A few days later, I sent Chris a text while he was at work.

'I just went out for a walk with the kids and I don't remember it.'

'What?'

'I mean I was just suddenly at the end of the road. I don't remember getting there.'

A lack of sleep can do weird things to a person. Looking back, it was almost dangerous. I may as well have teleported to the end of the road with my small, vulnerable children. I had absolutely no recollection of getting them there. It's like my brain went to sleep and my body kept moving. A day or so later, I had my son in my arms, and I crouched down to pick something up, and I got so dizzy I fell over, bumping my back into the wall and startling him awake.

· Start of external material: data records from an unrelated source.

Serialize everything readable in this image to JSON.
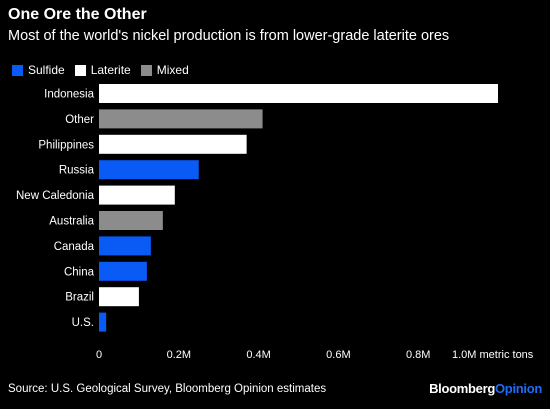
{
  "title": "One Ore the Other",
  "subtitle": "Most of the world's nickel production is from lower-grade laterite ores",
  "legend": [
    {
      "label": "Sulfide",
      "color": "#0a5af5"
    },
    {
      "label": "Laterite",
      "color": "#ffffff"
    },
    {
      "label": "Mixed",
      "color": "#8c8c8c"
    }
  ],
  "source": "Source: U.S. Geological Survey, Bloomberg Opinion estimates",
  "brand": {
    "part1": "Bloomberg",
    "part2": "Opinion"
  },
  "chart_data": {
    "type": "bar",
    "orientation": "horizontal",
    "categories": [
      "Indonesia",
      "Other",
      "Philippines",
      "Russia",
      "New Caledonia",
      "Australia",
      "Canada",
      "China",
      "Brazil",
      "U.S."
    ],
    "values": [
      1000000,
      410000,
      370000,
      250000,
      190000,
      160000,
      130000,
      120000,
      100000,
      18000
    ],
    "types": [
      "Laterite",
      "Mixed",
      "Laterite",
      "Sulfide",
      "Laterite",
      "Mixed",
      "Sulfide",
      "Sulfide",
      "Laterite",
      "Sulfide"
    ],
    "xlim": [
      0,
      1000000
    ],
    "xticks": [
      0,
      200000,
      400000,
      600000,
      800000,
      1000000
    ],
    "xtick_labels": [
      "0",
      "0.2M",
      "0.4M",
      "0.6M",
      "0.8M",
      "1.0M metric tons"
    ],
    "grid": false
  }
}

I sat there on the floor, back aching, sobbing, and kissing my wailing son, mumbling into his little bald head: I'm sorry, I'm so sorry, I'm so sorry.

Parenting stretches you in every way. Physically, mentally, emotionally. Many times I've laid awake worrying about them for one reason or another. And I know how this sounds. I'm one of those mums always talking about the bad stuff, and never the good. One of those 'just you wait until you have your own' parents. I do try not to be that way, actually. Partly because I know, now, that all babies are different. But also because I don't want to put people off. The love I feel for them, that's the thing that makes it worth it. And the love they give to me. I remember people telling me, you'll miss this one day. And honestly, at my worst moments, I remember thinking: please shut up and go away. Because who wants to hear that when they're so tired their body literally won't function anymore? But it's true, I suppose. Annoyingly.

One day I'll be old, and maybe I'll be watching a film, or I'll be in a shop, and I'll hear the sad, lamenting rhythm of I Only Have Eyes for You, and I'll be taken right back, almost like time travel, and I'll remember the smell and the sight and the feel of those late-night moments with a controller in my hand, and I'll miss those long, sleep-deprived days (and nights). I can just see it in my future, somehow. And it won't just be a sad moment, or a happy one. It will be both.